Thanks for your comment, Mary. I do totally respect your comments regarding meat and plant based diets. While we may not share all the same food values, there are areas where I imagine we do agree, like the importance of real food and our LOVE our side dishes at Thanksgiving. Although I started my series out focused on turkey, from here on out it’s all about side dishes. Yesterday I posted one on cranberry sauce and next week I’ve got some coming on squash, stuffing, re-making green bean casserole, whole wheat potato rolls, and apple pie. I also have one for mashed potatoes (a love we both share as well), but I don’t want to bombard people with too many posts … so it may have to wait until next year =)
I know my blog will never please everyone (that’s simply impossible), but I do truly hope to build a “bigger tent” in this crazy food world — one where we can build a more inclusive food movement that respects each other’s beliefs while sharing a genuine concern for real food. I’d love your help and that of other vegans / vegetarians accomplishing that goal, but understand if that’s just not possible.
Thanks again for your thoughtful comment.
Bruce
P.S. If you and/or any other vegans / vegetarians are interested in joining me under this bigger “real food” tent, I’d love some help making this blog inclusive of those beliefs and filled with recipes, tips and information that reflect the best of your homes. If you’re interested in joining me, just go to my contact page and shoot me an email. Thanks!
Yes yes and yes! My advice is to go to the farmer’s market and find a meat provider that sells pastured birds. This is the type of turkey you imagine eating, ideally – frolicking around on grass, eating bugs, living a good life. Certified Organica and free-range, while better than conventional, is a far cry from this picture. “Access to the outdoors” is usually a pointless claim, because in most cases, these birds don’t even know how to go outside. Another good option is to go to a health food store like Natural Grocers and ask them about how to buy a local, pastured turkey.

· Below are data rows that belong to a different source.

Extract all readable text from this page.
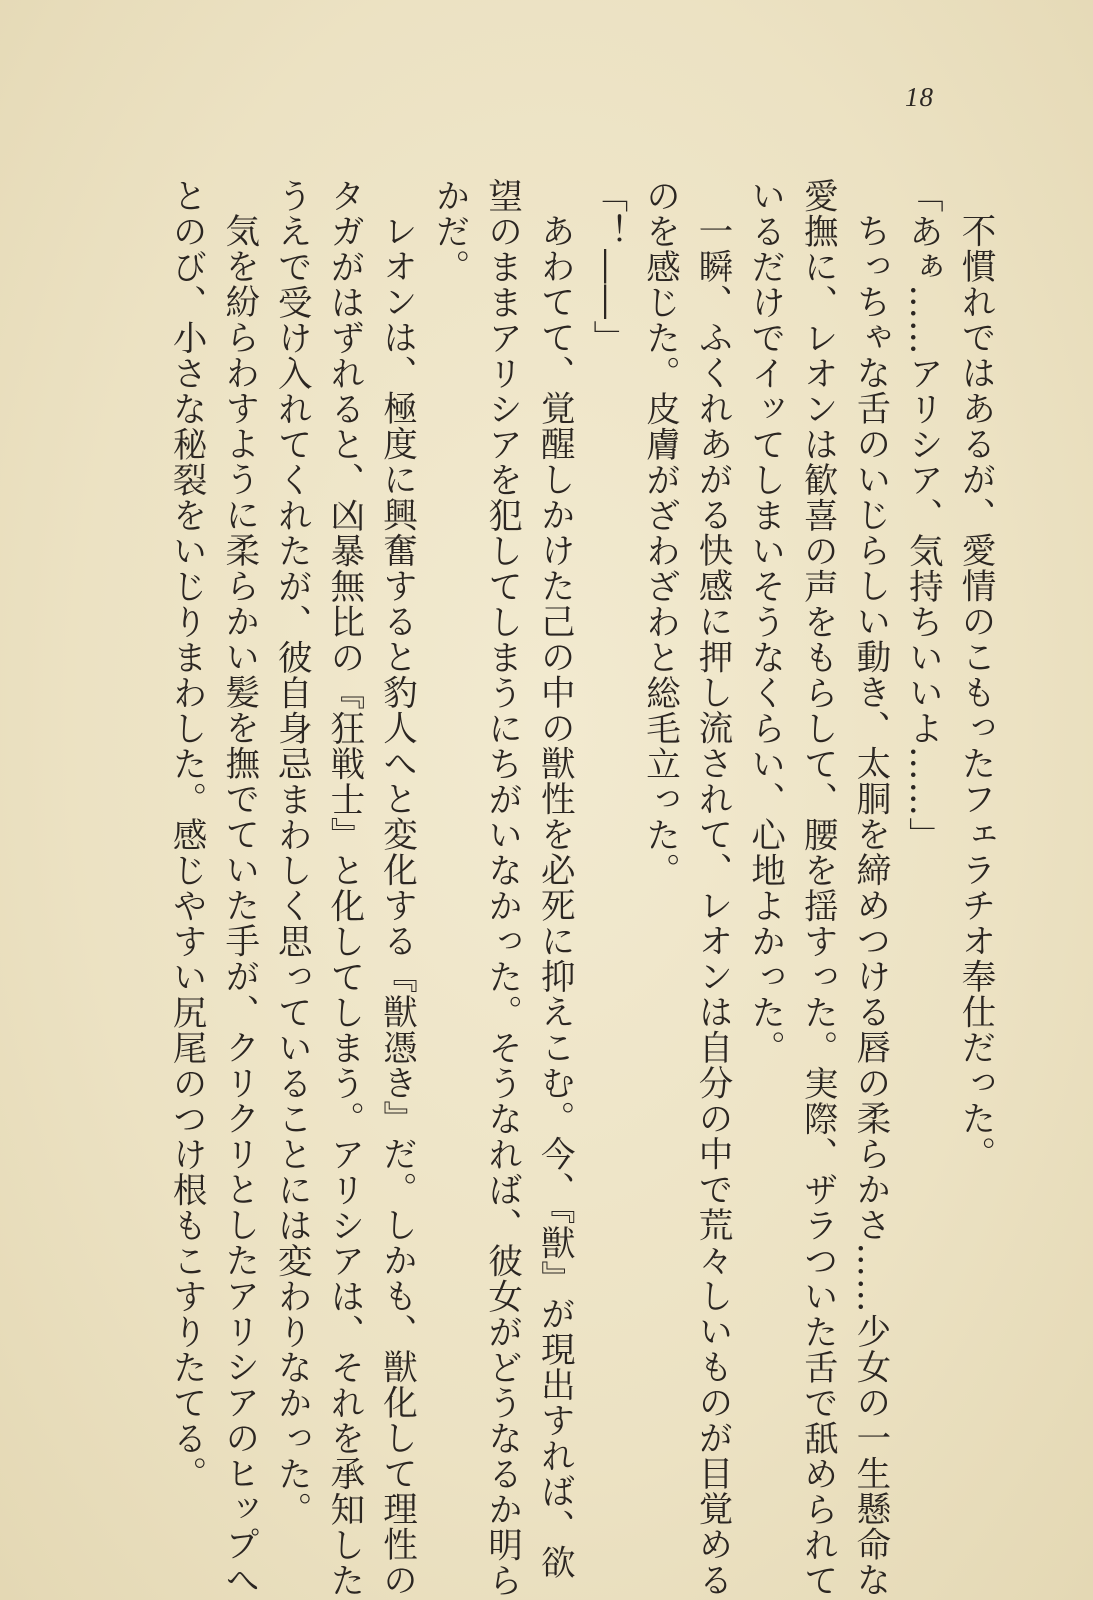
18

不慣れではあるが、愛情のこもったフェラチオ奉仕だった。

「あぁ……アリシア、気持ちいいよ……」

ちっちゃな舌のいじらしい動き、太胴を締めつける唇の柔らかさ……少女の一生懸命な

愛撫に、レオンは歓喜の声をもらして、腰を揺すった。実際、ザラついた舌で舐められて

いるだけでイッてしまいそうなくらい、心地よかった。

一瞬、ふくれあがる快感に押し流されて、レオンは自分の中で荒々しいものが目覚める

のを感じた。皮膚がざわざわと総毛立った。

「！――」

あわてて、覚醒しかけた己の中の獣性を必死に抑えこむ。今、『獣』が現出すれば、欲

望のままアリシアを犯してしまうにちがいなかった。そうなれば、彼女がどうなるか明ら

かだ。

レオンは、極度に興奮すると豹人へと変化する『獣憑き』だ。しかも、獣化して理性の

タガがはずれると、凶暴無比の『狂戦士』と化してしまう。アリシアは、それを承知した

うえで受け入れてくれたが、彼自身忌まわしく思っていることには変わりなかった。

気を紛らわすように柔らかい髪を撫でていた手が、クリクリとしたアリシアのヒップへ

とのび、小さな秘裂をいじりまわした。感じやすい尻尾のつけ根もこすりたてる。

When you cook it, get ready to be amazed at how huge the legs are and how small the breasts are! That’s because these turkeys have more leg muscle, because they can actually walk and run, and they aren’t bred to be so full-breasted they can’t even support their own weight. So just be prepared for a lot more dark meat and less white meat than you’re used to. You might also notice a pinkish tone to the outer layer of the meat; that doesn’t mean it’s undercooked. And lastly, get ready or more flavor. I’m never going back.
Great ideas – thanks for the timely post. Just one comment about calibrating a thermometer. Using 212 for boiling point only works at sea level. The boiling point of water decreases by 2 degrees for each 1000 feet of elevation gain (e.g. BP of around 202 in Denver).
Great point, Linda. I will add your comment to the recipe! Thanks!